Lohn-Plus an Theke und Tresen: Die rund 7.500 Beschäftigten des Gastgewerbes im Landkreis Göttingen sollen mehr Geld bekommen. Das fordert die Gewerkschaft Nahrung-Genuss-Gaststätten (NGG) vor dem Start der Tarifrunde für die Branche am kommenden Montag, den 8. April in Hannover. Die Gewerkschaft verlangt ein Lohn-Plus von 6,5 Prozent in allen Tarifgruppen, mindestens jedoch 126 Euro mehr im Monat.

„Das heimische Gastgewerbe steht wirtschaftlich solide da. Es ist an der Zeit, dass Köche, Kellner und Hotelfachleute an der guten Bilanz beteiligt werden“, sagt Katja Derer von der NGG Süd-Ost-Niedersachsen-Harz.
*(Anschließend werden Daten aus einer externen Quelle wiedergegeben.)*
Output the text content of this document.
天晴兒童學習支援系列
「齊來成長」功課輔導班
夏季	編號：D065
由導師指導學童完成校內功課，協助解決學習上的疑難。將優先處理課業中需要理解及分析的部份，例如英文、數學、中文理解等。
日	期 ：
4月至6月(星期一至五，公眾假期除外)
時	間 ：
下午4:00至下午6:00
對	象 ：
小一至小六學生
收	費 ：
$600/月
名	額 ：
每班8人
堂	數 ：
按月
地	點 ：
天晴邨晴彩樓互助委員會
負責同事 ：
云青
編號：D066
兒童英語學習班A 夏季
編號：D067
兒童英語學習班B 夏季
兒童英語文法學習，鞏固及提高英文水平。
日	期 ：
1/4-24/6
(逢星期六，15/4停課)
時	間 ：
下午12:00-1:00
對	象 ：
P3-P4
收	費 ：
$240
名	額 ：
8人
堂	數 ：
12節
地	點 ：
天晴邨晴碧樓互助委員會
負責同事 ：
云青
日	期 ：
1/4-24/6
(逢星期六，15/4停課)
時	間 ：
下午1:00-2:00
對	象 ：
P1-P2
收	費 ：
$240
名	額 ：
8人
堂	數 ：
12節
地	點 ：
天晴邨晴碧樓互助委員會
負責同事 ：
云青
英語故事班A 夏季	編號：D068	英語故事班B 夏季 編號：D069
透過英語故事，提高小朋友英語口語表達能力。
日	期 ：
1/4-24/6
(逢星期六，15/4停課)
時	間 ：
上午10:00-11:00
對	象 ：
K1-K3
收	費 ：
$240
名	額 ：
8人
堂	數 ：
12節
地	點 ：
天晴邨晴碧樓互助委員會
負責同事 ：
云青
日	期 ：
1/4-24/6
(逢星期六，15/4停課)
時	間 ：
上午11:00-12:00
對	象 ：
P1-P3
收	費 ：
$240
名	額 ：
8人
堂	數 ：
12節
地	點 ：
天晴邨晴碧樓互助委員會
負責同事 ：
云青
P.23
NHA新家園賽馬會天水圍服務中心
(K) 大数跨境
Nach Angaben des Statistischen Bundesamtes verzeichneten niedersächsische Hotels und Pensionen im vergangenen Jahr rund 45 Millionen Gäste-Übernachtungen – und damit das fünfte Rekordjahr in Folge.

Um diese Zahlen möglich zu machen, arbeiteten allerdings auch im Kreis Göttingen viele Beschäftigte längst „am Limit“, so Derer. „Hoteliers und Gastronomen erwarten mehr Leistung, mehr Belastbarkeit und mehr Flexibilität. Das muss sich dann auch mit einem ,Mehr‘ im Portemonnaie auszahlen.“

Die harte Arbeit im Service – oft nachts oder am Wochenende – mache es immer schwieriger, noch Fachkräfte zu finden. Höhere Löhne seien ein entscheidender Beitrag, um wieder mehr Schulabgänger für die Arbeit im Restaurant oder Hotel zu gewinnen, so die Gewerkschafterin. Für Auszubildende fordert die NGG in der aktuellen Tarifrunde ebenfalls ein Lohn-Plus von 6,5 Prozent.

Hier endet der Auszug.